The Supreme Court released the results of its March 18 status conference in the Madden v. Midland case. The Court determined that it would like to see a brief from the U.S. Solicitor General (SG). The SG is the official representative of the U.S. Government before the Supreme Court. He reports to the Attorney General and is part of the Executive Branch. I believe this decision has three main consequences:

  1. It's not a "No"—With this latest decision, I believe the Court is inching closer to accepting the case for review. It had an opportunity to reject the petition and let the Second Circuit's decision stand. But instead it appears the amicus briefs and industry hubbub have had the effect of drawing attention to the importance of the case.

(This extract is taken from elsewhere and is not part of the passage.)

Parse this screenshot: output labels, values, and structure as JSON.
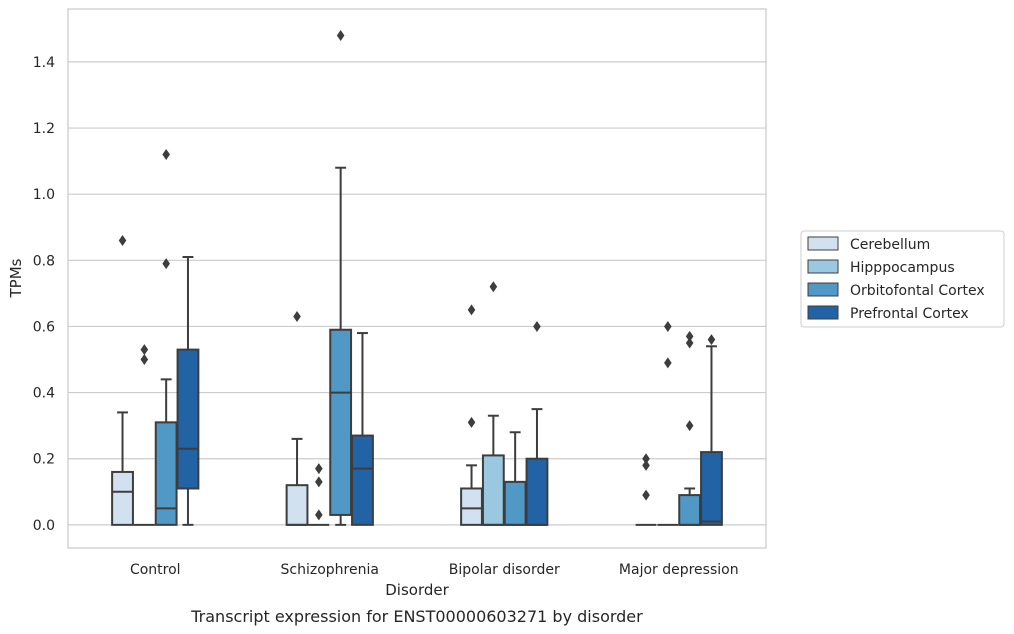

  2. The SG will likely not have an organic stance on the case. Instead, I believe the office of the SG will solicit input from the principal bank regulators to get a sense of whether the "valid when made" preemption principle (i) is a legitimate mechanic indeed having a nearly 200-year history, and (ii) would have a fundamental disruptive impact if the Second Circuit's decision, which did not extend preemption under the National Bank Act to nonbanks, were allowed to stand. Agencies to be consulted likely include the Office of Comptroller of the Currency, the Federal Reserve and the Department of the Treasury.

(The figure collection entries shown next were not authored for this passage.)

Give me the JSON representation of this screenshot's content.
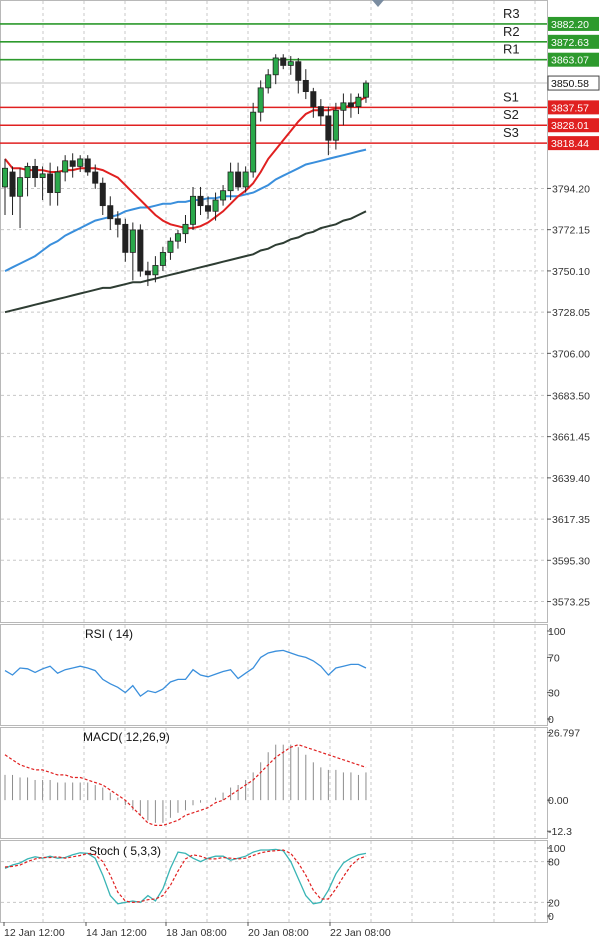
{
  "chart_data": [
    {
      "type": "candlestick",
      "panel": "price",
      "ylim": [
        3562.3,
        3895.0
      ],
      "y_ticks": [
        "3794.20",
        "3772.15",
        "3750.10",
        "3728.05",
        "3706.00",
        "3683.50",
        "3661.45",
        "3639.40",
        "3617.35",
        "3595.30",
        "3573.25"
      ],
      "x_ticks": [
        "12 Jan 12:00",
        "14 Jan 12:00",
        "18 Jan 08:00",
        "20 Jan 08:00",
        "22 Jan 08:00"
      ],
      "current_price": "3850.58",
      "pivot_levels": [
        {
          "name": "R3",
          "value": "3882.20",
          "color": "#2d9a2d"
        },
        {
          "name": "R2",
          "value": "3872.63",
          "color": "#2d9a2d"
        },
        {
          "name": "R1",
          "value": "3863.07",
          "color": "#2d9a2d"
        },
        {
          "name": "S1",
          "value": "3837.57",
          "color": "#e02020"
        },
        {
          "name": "S2",
          "value": "3828.01",
          "color": "#e02020"
        },
        {
          "name": "S3",
          "value": "3818.44",
          "color": "#e02020"
        }
      ],
      "candles": [
        {
          "o": 3795,
          "h": 3810,
          "l": 3780,
          "c": 3805
        },
        {
          "o": 3803,
          "h": 3806,
          "l": 3780,
          "c": 3790
        },
        {
          "o": 3790,
          "h": 3805,
          "l": 3773,
          "c": 3800
        },
        {
          "o": 3800,
          "h": 3808,
          "l": 3790,
          "c": 3806
        },
        {
          "o": 3806,
          "h": 3810,
          "l": 3795,
          "c": 3800
        },
        {
          "o": 3800,
          "h": 3806,
          "l": 3788,
          "c": 3802
        },
        {
          "o": 3802,
          "h": 3808,
          "l": 3785,
          "c": 3792
        },
        {
          "o": 3792,
          "h": 3806,
          "l": 3785,
          "c": 3803
        },
        {
          "o": 3803,
          "h": 3812,
          "l": 3798,
          "c": 3809
        },
        {
          "o": 3809,
          "h": 3813,
          "l": 3800,
          "c": 3806
        },
        {
          "o": 3806,
          "h": 3812,
          "l": 3803,
          "c": 3810
        },
        {
          "o": 3810,
          "h": 3812,
          "l": 3801,
          "c": 3803
        },
        {
          "o": 3803,
          "h": 3807,
          "l": 3794,
          "c": 3797
        },
        {
          "o": 3797,
          "h": 3800,
          "l": 3780,
          "c": 3785
        },
        {
          "o": 3785,
          "h": 3790,
          "l": 3772,
          "c": 3778
        },
        {
          "o": 3778,
          "h": 3782,
          "l": 3768,
          "c": 3775
        },
        {
          "o": 3775,
          "h": 3778,
          "l": 3755,
          "c": 3760
        },
        {
          "o": 3760,
          "h": 3776,
          "l": 3745,
          "c": 3772
        },
        {
          "o": 3772,
          "h": 3775,
          "l": 3747,
          "c": 3750
        },
        {
          "o": 3750,
          "h": 3755,
          "l": 3742,
          "c": 3748
        },
        {
          "o": 3748,
          "h": 3758,
          "l": 3744,
          "c": 3753
        },
        {
          "o": 3753,
          "h": 3763,
          "l": 3750,
          "c": 3760
        },
        {
          "o": 3760,
          "h": 3768,
          "l": 3756,
          "c": 3766
        },
        {
          "o": 3766,
          "h": 3772,
          "l": 3762,
          "c": 3770
        },
        {
          "o": 3770,
          "h": 3780,
          "l": 3765,
          "c": 3775
        },
        {
          "o": 3775,
          "h": 3795,
          "l": 3772,
          "c": 3790
        },
        {
          "o": 3790,
          "h": 3795,
          "l": 3780,
          "c": 3785
        },
        {
          "o": 3785,
          "h": 3790,
          "l": 3778,
          "c": 3782
        },
        {
          "o": 3782,
          "h": 3792,
          "l": 3777,
          "c": 3788
        },
        {
          "o": 3788,
          "h": 3796,
          "l": 3785,
          "c": 3793
        },
        {
          "o": 3793,
          "h": 3808,
          "l": 3788,
          "c": 3803
        },
        {
          "o": 3803,
          "h": 3808,
          "l": 3793,
          "c": 3795
        },
        {
          "o": 3795,
          "h": 3806,
          "l": 3792,
          "c": 3803
        },
        {
          "o": 3803,
          "h": 3840,
          "l": 3800,
          "c": 3835
        },
        {
          "o": 3835,
          "h": 3852,
          "l": 3830,
          "c": 3848
        },
        {
          "o": 3848,
          "h": 3858,
          "l": 3845,
          "c": 3855
        },
        {
          "o": 3855,
          "h": 3866,
          "l": 3850,
          "c": 3864
        },
        {
          "o": 3864,
          "h": 3866,
          "l": 3858,
          "c": 3860
        },
        {
          "o": 3860,
          "h": 3865,
          "l": 3855,
          "c": 3862
        },
        {
          "o": 3862,
          "h": 3864,
          "l": 3845,
          "c": 3852
        },
        {
          "o": 3852,
          "h": 3858,
          "l": 3842,
          "c": 3846
        },
        {
          "o": 3846,
          "h": 3848,
          "l": 3832,
          "c": 3838
        },
        {
          "o": 3838,
          "h": 3842,
          "l": 3828,
          "c": 3833
        },
        {
          "o": 3833,
          "h": 3838,
          "l": 3812,
          "c": 3820
        },
        {
          "o": 3820,
          "h": 3840,
          "l": 3815,
          "c": 3836
        },
        {
          "o": 3836,
          "h": 3845,
          "l": 3828,
          "c": 3840
        },
        {
          "o": 3840,
          "h": 3845,
          "l": 3832,
          "c": 3838
        },
        {
          "o": 3838,
          "h": 3845,
          "l": 3834,
          "c": 3843
        },
        {
          "o": 3843,
          "h": 3852,
          "l": 3840,
          "c": 3850.58
        }
      ],
      "ma_fast": {
        "color": "#e02020",
        "values": [
          3810,
          3805,
          3805,
          3804,
          3804,
          3804,
          3803,
          3803,
          3804,
          3804,
          3805,
          3805,
          3805,
          3804,
          3802,
          3800,
          3796,
          3792,
          3788,
          3784,
          3780,
          3777,
          3775,
          3774,
          3773,
          3773,
          3774,
          3776,
          3779,
          3782,
          3786,
          3790,
          3793,
          3797,
          3803,
          3810,
          3815,
          3820,
          3825,
          3830,
          3834,
          3836,
          3836,
          3836,
          3837,
          3837,
          3839,
          3841,
          3843
        ]
      },
      "ma_mid": {
        "color": "#3a8fdc",
        "values": [
          3750,
          3752,
          3754,
          3756,
          3758,
          3761,
          3764,
          3766,
          3769,
          3771,
          3773,
          3775,
          3777,
          3778,
          3779,
          3780,
          3782,
          3783,
          3784,
          3784,
          3785,
          3786,
          3786,
          3787,
          3787,
          3788,
          3788,
          3789,
          3789,
          3790,
          3790,
          3790,
          3791,
          3792,
          3794,
          3796,
          3799,
          3801,
          3803,
          3805,
          3807,
          3808,
          3809,
          3810,
          3811,
          3812,
          3813,
          3814,
          3815
        ]
      },
      "ma_slow": {
        "color": "#2e3d33",
        "values": [
          3728,
          3729,
          3730,
          3731,
          3732,
          3733,
          3734,
          3735,
          3736,
          3737,
          3738,
          3739,
          3740,
          3741,
          3741,
          3742,
          3743,
          3744,
          3744,
          3745,
          3746,
          3747,
          3748,
          3749,
          3750,
          3751,
          3752,
          3753,
          3754,
          3755,
          3756,
          3757,
          3758,
          3759,
          3761,
          3762,
          3764,
          3765,
          3767,
          3768,
          3770,
          3771,
          3773,
          3774,
          3775,
          3777,
          3778,
          3780,
          3782
        ]
      }
    },
    {
      "type": "line",
      "panel": "rsi",
      "label": "RSI ( 14)",
      "ylim": [
        0,
        100
      ],
      "y_ticks": [
        "100",
        "70",
        "30",
        "0"
      ],
      "color": "#3a8fdc",
      "values": [
        55,
        50,
        58,
        57,
        53,
        57,
        60,
        52,
        56,
        58,
        60,
        58,
        55,
        45,
        40,
        36,
        30,
        38,
        26,
        32,
        30,
        34,
        42,
        45,
        45,
        56,
        50,
        48,
        51,
        54,
        56,
        46,
        52,
        58,
        70,
        75,
        77,
        78,
        75,
        72,
        70,
        66,
        60,
        50,
        58,
        60,
        62,
        62,
        58
      ]
    },
    {
      "type": "bar+line",
      "panel": "macd",
      "label": "MACD( 12,26,9)",
      "ylim": [
        -15.0,
        29.0
      ],
      "y_ticks": [
        "26.797",
        "0.00",
        "-12.3"
      ],
      "hist_color": "#8c8c8c",
      "signal_color": "#e02020",
      "histogram": [
        10,
        10,
        9,
        9,
        8,
        8,
        8,
        7,
        7,
        7,
        7,
        7,
        6,
        5,
        3,
        1,
        -2,
        -4,
        -6,
        -8,
        -9,
        -9,
        -7,
        -5,
        -4,
        -2,
        -1,
        0,
        1,
        3,
        5,
        6,
        8,
        11,
        15,
        19,
        22,
        22,
        22,
        21,
        18,
        15,
        13,
        12,
        12,
        11,
        11,
        10,
        11
      ],
      "signal": [
        18,
        16,
        14,
        13,
        12,
        12,
        11,
        10,
        10,
        9,
        9,
        8,
        7,
        6,
        4,
        2,
        0,
        -3,
        -6,
        -9,
        -10,
        -10,
        -9,
        -8,
        -6,
        -5,
        -4,
        -3,
        -1,
        0,
        2,
        4,
        6,
        8,
        11,
        14,
        17,
        19,
        21,
        22,
        21,
        20,
        19,
        18,
        17,
        16,
        15,
        14,
        13
      ]
    },
    {
      "type": "line",
      "panel": "stoch",
      "label": "Stoch ( 5,3,3)",
      "ylim": [
        0,
        100
      ],
      "y_ticks": [
        "100",
        "80",
        "20",
        "0"
      ],
      "main_color": "#39b5b5",
      "signal_color": "#e02020",
      "main": [
        70,
        75,
        78,
        84,
        87,
        85,
        88,
        85,
        86,
        90,
        93,
        92,
        85,
        60,
        30,
        18,
        20,
        22,
        20,
        30,
        22,
        40,
        70,
        94,
        92,
        85,
        80,
        85,
        88,
        88,
        82,
        85,
        88,
        94,
        97,
        97,
        98,
        96,
        80,
        55,
        30,
        18,
        20,
        38,
        62,
        78,
        85,
        90,
        92
      ],
      "signal": [
        72,
        73,
        75,
        80,
        84,
        86,
        86,
        87,
        85,
        87,
        89,
        92,
        90,
        80,
        60,
        35,
        22,
        20,
        21,
        24,
        25,
        30,
        45,
        66,
        84,
        90,
        88,
        84,
        84,
        86,
        85,
        84,
        85,
        89,
        93,
        95,
        96,
        97,
        92,
        78,
        60,
        38,
        25,
        25,
        40,
        58,
        74,
        84,
        88
      ]
    }
  ]
}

  3. The requirements and timing of the SG brief likely push this case to consideration during the fall 2016 term. The SG's brief would need to be filed, certiorari petition granted following another conference, briefs filed by the parties, oral argument scheduled and done, and the Court's opinion written all by the end of the Court's current term in June. This is light speed for SCOTUS and makes it unlikely that the case will be heard this term. This also opens the possibility that the President's nominee to replace the vacancy created by the death of Justice Antonin Scalia, Judge Merrick Garland, will have an impact in the decision to hear the case and, if accepted, the case's ultimate outcome. Of course with the Senate Republicans promising not to hold hearings or a vote on Judge Garland, he may not be able to play any role at all.